C’est la semaine des »élections de parents d’élèves ». Contrairement à une idée répandue, les rapports entre les enseignants et les parents ont de longue date été loin d’être idylliques. Quelques exemples historiques, parmi bien d’autres possibles.
« Les parents, ce fléau des écoles, sont convaincus du tort des maîtres. L’enfant indocile répond effrontément aux réprimandes que son maître lui adresse ; et s’il subit une punition ce n’est qu’en menaçant son maître et quelquefois en l’injuriant. Ses parents le soutiennent. Quand le maître, pour mettre une digue à tant d’insubordination veut sévir, l’enfant indocile lui répond fièrement : » je ne veux pas être puni, je suis innocent ; vous êtes injuste, je le dirai à mes parents qui le diront à d’autres ». Et les parents viennent vous assaillir. Autrefois le maître était craint ; aujourd’hui on en rit parce qu’on ne le craint plus »(« Réponse à l’enquête de 1861 » de Rouland, ministre de l’Instruction publique de Napoléon III).

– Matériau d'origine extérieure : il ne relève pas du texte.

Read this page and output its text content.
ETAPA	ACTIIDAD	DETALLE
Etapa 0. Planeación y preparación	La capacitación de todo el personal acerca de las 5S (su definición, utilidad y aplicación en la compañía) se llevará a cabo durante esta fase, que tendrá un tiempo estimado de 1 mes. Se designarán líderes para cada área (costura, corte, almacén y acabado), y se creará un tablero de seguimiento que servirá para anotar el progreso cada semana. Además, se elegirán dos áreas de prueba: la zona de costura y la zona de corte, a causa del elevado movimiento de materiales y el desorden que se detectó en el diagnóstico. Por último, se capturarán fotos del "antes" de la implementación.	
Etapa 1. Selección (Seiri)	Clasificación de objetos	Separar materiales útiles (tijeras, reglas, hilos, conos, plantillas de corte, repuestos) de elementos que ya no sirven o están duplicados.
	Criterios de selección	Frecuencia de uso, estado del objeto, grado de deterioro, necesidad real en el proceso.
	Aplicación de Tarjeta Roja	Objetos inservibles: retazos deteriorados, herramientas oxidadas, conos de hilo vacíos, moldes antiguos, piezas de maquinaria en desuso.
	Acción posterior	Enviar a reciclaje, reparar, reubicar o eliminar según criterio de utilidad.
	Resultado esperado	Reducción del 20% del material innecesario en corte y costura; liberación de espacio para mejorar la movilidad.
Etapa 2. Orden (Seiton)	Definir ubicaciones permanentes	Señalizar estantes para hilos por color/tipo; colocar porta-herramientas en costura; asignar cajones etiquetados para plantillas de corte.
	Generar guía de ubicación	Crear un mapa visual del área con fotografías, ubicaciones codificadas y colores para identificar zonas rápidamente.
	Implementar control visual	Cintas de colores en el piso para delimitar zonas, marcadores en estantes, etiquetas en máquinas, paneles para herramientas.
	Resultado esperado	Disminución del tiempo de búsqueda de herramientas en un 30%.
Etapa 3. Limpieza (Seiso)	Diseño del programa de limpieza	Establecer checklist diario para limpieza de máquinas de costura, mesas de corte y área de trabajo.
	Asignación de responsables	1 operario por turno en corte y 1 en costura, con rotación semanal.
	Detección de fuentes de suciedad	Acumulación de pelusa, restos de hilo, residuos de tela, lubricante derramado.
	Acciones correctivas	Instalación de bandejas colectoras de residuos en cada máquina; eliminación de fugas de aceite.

Rapports d’inspecteurs primaires de la Seine-et-Oise sous la troisième République (thèse soutenue à Paris IV par Delphine Mercier en 2002).
« Selon l’inspection, la réussite de l’enseignement de la morale tient à deux éléments qui peuvent facilement devenir des obstacles de taille : la famille et les maîtres. »Indispensable » au succès de l’éducation morale, »le concours de la famille » est, selon l’inspecteur Martin, encore rare en 1893. À ce désintérêt des parents, voire à leur mauvais exemple s’ajoutent les dangers rencontrés par l’enfant. Pour l’inspecteur Plâtrier, chaque milieu social recèle ses dangers : les centres industriels où »le mal est pire que partout ailleurs’‘ ; enfin, les campagnes, où « la dépravation subsiste, bien qu’elle soit plus restreinte et moins efficace’‘. À ces causes largement reprises par l’ensemble de la presse pédagogique dès 1900, s’ajoutent celles qu’évoque l’inspecteur d’académie de la Seine, en 1912 : » Désordre de notre civilisation industrielle, manque d’enseignement professionnel, crise de la puberté, désorganisation de la famille, voire désarroi des croyances et des idées sont des causes qui produisent dans tous les pays d’Europe les mêmes effets » ».
Dans sa thèse, Delphine Mercier note que « l’inspection ne se contente pas de dénoncer cette situation : »l’autorité des maîtres n’a rien à gagner à ce divorce entre les deux principales forces d’éducation du temps présent » souligne alors l’inspection ».
En 1968, les parents d’élèves entrent dans les conseils d’administration des établissements secondaires. A partir de 1975, ils sont représentés dans les conseils d’école (malgré une opposition initiale très vive du Syndicat national des instituteurs). En 1985, les parents et élèves délégués représentent un tiers des membres du conseil d’administration dans les établissements secondaires. Les représentants des parents participent aux conseils de discipline et aux commissions permanentes. Au sein des conseils d’école, les parents délégués sont en nombre égal à celui des enseignants. Des représentants de parents d’élèves siègent dans les commissions d’appel et dans les conseils départementaux et académiques de l’Education nationale.
La loi d’orientation de 1989 consacre les parents comme partenaires à part entière du système éducatif, membres de la communauté éducative, associés aux projets d’établissement. La dernière loi d’orientation, celle du 8 juillet 2013, évoque même dans ses annexes la »co-éducation’‘. Et, dans la section 1, celle des »principes de l’éducation », il est formellement indiqué que « pour garantir la réussite de tous, l’Ecole se construit avec la participation des parents, quelle que soit l’origine sociale ».
A l’évidence, les politiques scolaires proclamées et décidées concernant la place des parents d’élèves dans l’Ecole publique ont beaucoup évolué. Mais, à l’évidence aussi, il s’en faut de beaucoup pour que ce soit une réalité effective dans tous les établissements scolaires et, surtout, pour tous les parents d’élèves.